Более страшного времени в истории Советского Союза, чем октябрь 1941 года, не было и быть не могло. В Берлине уже раздавался хор голосов,что война фактически выиграна. Генерал Альфред Йодль завершил свой доклад Гитлеру убеждением: «Мы, без преувеличения, выиграли войну!».
Пресс-секретарь фюрера Отто Дитрих на конференции для журналистов заявил: «Все военные задачи решены, с Россией покончено».
Министр Геббельс предложил корреспондентам заказывать билеты на поезда в Москву, где вскоре состоится германский парад победы по образцу того, который прошёл осенью 1939 года в поверженной Варшаве.
Лидер германского народа в радиовыступлении торжествовал едва ли не на весь предстоящий период «тысячелетнего рейха»: «Я заявляю сегодня и говорю это без всяких оговорок, что враг на Востоке повержен и никогда не поднимется вновь…».

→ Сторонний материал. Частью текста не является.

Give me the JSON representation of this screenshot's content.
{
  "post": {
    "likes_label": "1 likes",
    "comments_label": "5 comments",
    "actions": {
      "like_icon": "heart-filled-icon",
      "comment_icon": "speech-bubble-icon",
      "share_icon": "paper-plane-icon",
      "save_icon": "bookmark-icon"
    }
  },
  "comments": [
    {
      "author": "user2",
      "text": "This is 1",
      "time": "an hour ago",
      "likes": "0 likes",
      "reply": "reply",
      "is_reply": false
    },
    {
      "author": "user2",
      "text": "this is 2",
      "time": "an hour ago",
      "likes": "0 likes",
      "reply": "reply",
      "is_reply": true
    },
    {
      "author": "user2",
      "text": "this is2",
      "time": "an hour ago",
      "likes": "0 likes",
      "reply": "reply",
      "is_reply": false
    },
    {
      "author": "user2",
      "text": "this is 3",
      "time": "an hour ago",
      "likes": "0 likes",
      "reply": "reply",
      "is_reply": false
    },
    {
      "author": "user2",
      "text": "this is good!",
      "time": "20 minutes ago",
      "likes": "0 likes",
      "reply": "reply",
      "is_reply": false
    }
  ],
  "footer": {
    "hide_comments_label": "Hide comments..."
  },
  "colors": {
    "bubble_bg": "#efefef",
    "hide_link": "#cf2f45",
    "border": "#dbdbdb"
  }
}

Парад в Москве действительно состоится, и все перечисленные выше персонажи будут очень неприятно удивлены.
Закон русской пружины сработал, и «мы, прижатые к стене, в ней точку обрели опоры» (Тютчев).
Октябрьские беды начинались с необъяснимой вяземской катастрофы, когда в кратчайший срок перестали существовать пять армий Западного фронта, главной задачей которого была оборона Москвы. Через несколько дней был окружён Брянский фронт, и три его армии так и не выбрались из кольца.
На севере советско-германского фронта от тотального голода вымирал Ленинград. На юге вермахт наступал на востоке Украины и врывался в Крым через Перекопский перешеек.
Цифры потерь Красной армии оглушали. Только в районе Вязьмы в плен сдались 663 тысячи солдат и офицеров (по другим сведениям, 883 тысячи). Из окружения удалось вырваться только 85 тысячам наших воинов… Одна из правдивых фраз в книге воспоминаний маршала Георгия Жукова: «К исходу 7 октября все пути на Москву по существу были открыты…».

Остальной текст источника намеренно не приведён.